As part of a series we do every 5th of the month with Wellmont Health System encouraging all women to listen to their heart and Live Red.
The sound of Melissa Chapman's heartbeat is something she certainly doesn't take for granted. "I was born with out my left ventricle," she explained.
But at 26 years old, Chapman was diagnosed with congestive heart failure. "I hate hearing the word heart failure, because a lot of people when you get to that word failure, people think that that's it and that's not true," she said.

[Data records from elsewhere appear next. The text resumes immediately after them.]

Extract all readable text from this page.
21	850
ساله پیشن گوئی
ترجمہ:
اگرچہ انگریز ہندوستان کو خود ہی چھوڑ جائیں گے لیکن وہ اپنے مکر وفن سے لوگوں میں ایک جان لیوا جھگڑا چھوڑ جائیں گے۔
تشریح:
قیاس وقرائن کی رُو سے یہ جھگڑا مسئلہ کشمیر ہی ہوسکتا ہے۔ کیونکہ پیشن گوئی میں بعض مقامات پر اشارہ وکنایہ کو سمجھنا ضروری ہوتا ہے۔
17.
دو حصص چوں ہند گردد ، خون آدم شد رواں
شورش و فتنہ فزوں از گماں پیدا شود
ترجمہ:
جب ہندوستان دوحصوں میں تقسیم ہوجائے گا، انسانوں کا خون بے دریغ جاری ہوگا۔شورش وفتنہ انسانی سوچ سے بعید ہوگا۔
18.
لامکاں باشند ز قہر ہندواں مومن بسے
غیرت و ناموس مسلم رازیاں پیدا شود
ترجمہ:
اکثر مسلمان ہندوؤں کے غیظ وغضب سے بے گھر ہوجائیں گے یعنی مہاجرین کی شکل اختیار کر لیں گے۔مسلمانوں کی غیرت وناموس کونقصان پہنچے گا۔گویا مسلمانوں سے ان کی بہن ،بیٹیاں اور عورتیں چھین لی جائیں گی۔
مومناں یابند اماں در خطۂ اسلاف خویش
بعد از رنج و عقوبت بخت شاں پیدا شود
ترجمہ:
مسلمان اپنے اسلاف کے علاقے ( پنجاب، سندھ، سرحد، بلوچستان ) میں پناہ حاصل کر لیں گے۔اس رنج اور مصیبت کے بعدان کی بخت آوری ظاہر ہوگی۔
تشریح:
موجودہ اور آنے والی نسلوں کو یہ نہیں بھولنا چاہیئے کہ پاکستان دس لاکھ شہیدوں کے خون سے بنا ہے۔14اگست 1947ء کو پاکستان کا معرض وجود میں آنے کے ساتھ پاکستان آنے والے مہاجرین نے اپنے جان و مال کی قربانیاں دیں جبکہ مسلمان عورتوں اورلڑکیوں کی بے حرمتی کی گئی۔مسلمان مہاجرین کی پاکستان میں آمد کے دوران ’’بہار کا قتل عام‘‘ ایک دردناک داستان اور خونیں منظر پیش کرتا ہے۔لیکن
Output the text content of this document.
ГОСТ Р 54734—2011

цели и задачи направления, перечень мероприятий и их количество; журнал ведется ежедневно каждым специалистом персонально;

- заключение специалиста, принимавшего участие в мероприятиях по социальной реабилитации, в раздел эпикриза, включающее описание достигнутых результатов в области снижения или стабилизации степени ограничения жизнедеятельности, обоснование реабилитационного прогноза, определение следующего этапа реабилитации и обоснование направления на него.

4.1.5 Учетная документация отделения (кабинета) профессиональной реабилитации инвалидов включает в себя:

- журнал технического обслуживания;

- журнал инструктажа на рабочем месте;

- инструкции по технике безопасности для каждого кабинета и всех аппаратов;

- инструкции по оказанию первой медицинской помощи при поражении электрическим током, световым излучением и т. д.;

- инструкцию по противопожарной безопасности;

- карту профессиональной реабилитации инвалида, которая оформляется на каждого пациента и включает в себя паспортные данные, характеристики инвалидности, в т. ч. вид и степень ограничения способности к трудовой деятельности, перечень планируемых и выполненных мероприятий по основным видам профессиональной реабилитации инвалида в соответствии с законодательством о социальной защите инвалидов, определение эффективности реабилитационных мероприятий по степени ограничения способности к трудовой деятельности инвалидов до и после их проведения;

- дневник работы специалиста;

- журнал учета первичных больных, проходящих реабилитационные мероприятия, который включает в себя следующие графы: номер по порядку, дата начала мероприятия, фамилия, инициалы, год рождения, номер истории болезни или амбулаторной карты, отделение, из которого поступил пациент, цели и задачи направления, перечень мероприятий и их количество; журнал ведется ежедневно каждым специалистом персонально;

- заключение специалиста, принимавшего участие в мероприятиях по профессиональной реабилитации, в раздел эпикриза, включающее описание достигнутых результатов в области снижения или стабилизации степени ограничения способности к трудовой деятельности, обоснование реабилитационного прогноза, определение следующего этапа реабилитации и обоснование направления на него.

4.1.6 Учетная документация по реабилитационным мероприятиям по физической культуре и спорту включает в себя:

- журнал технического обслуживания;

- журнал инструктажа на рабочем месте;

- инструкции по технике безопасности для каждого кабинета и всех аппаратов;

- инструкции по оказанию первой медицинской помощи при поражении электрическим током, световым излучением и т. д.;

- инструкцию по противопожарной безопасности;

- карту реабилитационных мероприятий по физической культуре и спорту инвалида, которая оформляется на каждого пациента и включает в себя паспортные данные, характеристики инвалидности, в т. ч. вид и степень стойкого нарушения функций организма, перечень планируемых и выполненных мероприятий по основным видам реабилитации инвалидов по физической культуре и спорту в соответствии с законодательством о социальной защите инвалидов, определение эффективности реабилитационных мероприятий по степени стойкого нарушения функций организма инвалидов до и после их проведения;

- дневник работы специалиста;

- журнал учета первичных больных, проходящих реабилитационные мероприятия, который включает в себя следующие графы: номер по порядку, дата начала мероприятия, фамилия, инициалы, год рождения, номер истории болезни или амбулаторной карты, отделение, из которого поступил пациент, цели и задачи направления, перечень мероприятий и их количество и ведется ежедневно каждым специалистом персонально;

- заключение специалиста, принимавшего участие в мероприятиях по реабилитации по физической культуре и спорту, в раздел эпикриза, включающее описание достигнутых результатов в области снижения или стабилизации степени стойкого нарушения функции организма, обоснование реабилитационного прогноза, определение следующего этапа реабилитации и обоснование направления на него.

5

About 12 years later Chapman is making strides but still dealing with the ups and downs that go along with heart failure.
Robin Harris is the clinical director of the Heart Success Program and says essentially heart failure means the heart is not pumping and functioning normally. "Women often times may ignore signs and symptoms of heart failure. Those symptoms are fatigue, feeling more tired than usual, noticing a decrease in activity tolerance," added Harris.
But early diagnosis and treatment are key to staying healthy and out of the hospital. "Get patients on appropriate medication therapy to help prevent progression of their heart failure and help patients make important lifestyle changes they need to make," said Harris.
Chapman says while her diagnosis wasn't a surprise she credits the Heart Success Program for saving her life. "I'm just so happy to have a second chance," she said. Really it's not a second chance; this is my third or fourth time around. I'm a Leo, so I have nine lives."
News 5 learned high blood pressure, previous heart attack, and diabetes are some of the factors putting you at risk for heart failure.